-di PIERLUIGI PIETRICOLA-
C’è da avere fastidio di fronte alle parole di elogio – tutte condivisibili – spese per la morte di Roberto Calasso. Fatte poche ma debite eccezioni, si tratta di retorica priva di contenuti. Lo diceva Flaubert: lo stupido si riconosce perché mette il suo biglietto da visita sotto la statua del genio.
Roberto Calasso avrebbe aborrito tutto ciò. Lui che della discrezione ne ha fatto cifra stilistica di vita. Lui che della precisione della parola, di una scrittura priva di bellurie ne ha fatto motivo di eleganza.
La grandezza di Calasso sta nel mai spiegare ciò di cui parla. Nei suoi libri, i significati si rivelano. I lettori accorti sanno riconoscerli, li percepiscono immediatamente.
Lezione, questa, che Calasso trasse da Roberto Bazlen e che mai ha tralasciato né ripudiato.

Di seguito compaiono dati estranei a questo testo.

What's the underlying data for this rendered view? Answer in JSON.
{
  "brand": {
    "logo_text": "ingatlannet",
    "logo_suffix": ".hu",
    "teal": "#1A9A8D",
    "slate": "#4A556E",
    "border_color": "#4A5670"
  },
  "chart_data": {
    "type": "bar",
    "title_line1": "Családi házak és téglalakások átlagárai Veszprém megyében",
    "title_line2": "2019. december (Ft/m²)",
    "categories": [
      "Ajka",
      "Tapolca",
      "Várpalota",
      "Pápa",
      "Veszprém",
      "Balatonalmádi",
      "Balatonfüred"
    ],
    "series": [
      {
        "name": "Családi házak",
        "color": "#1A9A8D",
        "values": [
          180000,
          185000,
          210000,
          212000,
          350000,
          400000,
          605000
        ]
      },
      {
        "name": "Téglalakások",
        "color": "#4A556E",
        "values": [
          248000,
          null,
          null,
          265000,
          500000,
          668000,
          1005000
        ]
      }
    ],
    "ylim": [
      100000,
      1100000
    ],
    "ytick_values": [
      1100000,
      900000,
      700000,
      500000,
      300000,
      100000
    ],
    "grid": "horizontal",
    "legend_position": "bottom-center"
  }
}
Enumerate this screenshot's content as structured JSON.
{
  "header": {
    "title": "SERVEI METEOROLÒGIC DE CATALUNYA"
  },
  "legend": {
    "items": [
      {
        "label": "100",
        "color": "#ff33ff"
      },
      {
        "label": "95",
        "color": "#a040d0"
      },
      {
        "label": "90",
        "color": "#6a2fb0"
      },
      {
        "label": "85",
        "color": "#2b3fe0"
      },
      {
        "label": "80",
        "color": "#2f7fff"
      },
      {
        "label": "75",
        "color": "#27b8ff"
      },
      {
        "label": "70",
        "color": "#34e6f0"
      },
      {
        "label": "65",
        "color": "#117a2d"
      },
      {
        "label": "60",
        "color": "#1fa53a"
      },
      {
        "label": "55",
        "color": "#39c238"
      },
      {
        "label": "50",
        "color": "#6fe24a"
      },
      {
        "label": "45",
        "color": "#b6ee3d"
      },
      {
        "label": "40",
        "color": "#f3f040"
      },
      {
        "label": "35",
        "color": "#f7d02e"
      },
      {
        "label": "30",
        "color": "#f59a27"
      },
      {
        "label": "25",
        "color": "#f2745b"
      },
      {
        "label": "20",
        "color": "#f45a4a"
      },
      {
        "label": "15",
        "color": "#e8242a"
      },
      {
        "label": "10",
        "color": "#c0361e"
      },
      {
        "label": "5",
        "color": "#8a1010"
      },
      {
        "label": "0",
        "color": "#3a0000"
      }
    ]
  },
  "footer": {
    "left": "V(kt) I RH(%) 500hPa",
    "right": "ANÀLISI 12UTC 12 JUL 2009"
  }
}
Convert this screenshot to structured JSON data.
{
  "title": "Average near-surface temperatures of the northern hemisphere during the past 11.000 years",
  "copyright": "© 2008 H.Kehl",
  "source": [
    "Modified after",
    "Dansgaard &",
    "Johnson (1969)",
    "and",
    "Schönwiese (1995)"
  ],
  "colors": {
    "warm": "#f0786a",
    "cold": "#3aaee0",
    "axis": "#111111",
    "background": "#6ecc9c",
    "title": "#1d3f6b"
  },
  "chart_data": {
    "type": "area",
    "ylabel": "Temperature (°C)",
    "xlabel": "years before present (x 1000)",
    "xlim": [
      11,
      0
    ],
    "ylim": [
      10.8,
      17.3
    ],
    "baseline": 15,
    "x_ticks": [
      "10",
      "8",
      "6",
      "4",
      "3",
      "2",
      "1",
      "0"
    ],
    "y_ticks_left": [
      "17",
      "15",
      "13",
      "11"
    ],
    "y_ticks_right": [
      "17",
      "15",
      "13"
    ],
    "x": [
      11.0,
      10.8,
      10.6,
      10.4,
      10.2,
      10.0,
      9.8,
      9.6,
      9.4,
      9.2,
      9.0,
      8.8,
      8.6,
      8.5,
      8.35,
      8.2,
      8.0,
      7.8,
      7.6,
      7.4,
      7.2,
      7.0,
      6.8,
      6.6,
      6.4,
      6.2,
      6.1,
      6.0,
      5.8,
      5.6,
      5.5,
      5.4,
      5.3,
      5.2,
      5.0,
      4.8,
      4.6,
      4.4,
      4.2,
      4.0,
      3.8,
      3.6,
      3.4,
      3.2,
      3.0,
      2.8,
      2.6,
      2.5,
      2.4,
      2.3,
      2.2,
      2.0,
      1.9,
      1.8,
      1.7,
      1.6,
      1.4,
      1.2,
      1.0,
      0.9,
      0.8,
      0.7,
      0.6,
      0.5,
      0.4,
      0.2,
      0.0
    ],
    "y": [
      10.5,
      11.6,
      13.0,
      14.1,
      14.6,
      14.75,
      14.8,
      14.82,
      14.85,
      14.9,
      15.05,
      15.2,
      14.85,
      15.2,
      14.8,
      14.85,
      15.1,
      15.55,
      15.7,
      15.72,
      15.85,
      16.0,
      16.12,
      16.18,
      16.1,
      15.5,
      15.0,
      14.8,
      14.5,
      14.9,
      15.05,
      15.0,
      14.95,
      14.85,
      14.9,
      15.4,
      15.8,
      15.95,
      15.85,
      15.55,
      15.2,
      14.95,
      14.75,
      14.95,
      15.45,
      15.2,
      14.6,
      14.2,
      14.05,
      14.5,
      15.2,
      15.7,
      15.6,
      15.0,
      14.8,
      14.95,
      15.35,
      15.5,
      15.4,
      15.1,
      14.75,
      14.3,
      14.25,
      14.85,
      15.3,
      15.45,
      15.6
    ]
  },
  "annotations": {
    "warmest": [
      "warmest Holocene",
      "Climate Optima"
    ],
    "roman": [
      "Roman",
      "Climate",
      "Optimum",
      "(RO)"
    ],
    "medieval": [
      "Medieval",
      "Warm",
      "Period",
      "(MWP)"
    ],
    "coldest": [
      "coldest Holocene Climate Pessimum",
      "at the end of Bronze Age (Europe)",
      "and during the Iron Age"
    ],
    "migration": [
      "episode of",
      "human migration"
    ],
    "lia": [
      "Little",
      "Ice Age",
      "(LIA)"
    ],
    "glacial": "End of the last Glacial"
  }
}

Ho letto su qualche giornale che Calasso, insieme ad altri – fra cui Massimo Cacciari – apparteneva alla stregua di coloro che sono contro la scienza.
È vero: Calasso era contro la scienza intesa come dominio assoluto sull’ente, trionfo della tecnica, atto di fede laicista del nostro tempo.
La scienza come la intendeva Calasso – e la intendono Cacciari, Agamben, Severino, Heidegger, Zolla, Zellini, Vattimo e svariati altri – è comprensione piena dell’ente attraverso le interpretazioni che ognuno avanza, senza la pretesa che siano assolute e definitive.
Chi non comprende questo, difficilmente saprà apprezzare i libri di Calasso. E, cosa ancora più grave, difficilmente saprà tramandare la lezione che questo grande Scrittore ed Editore ci ha lasciato in eredità: la conoscenza (e quindi la scienza) come esperienza metamorfica dell’individuo.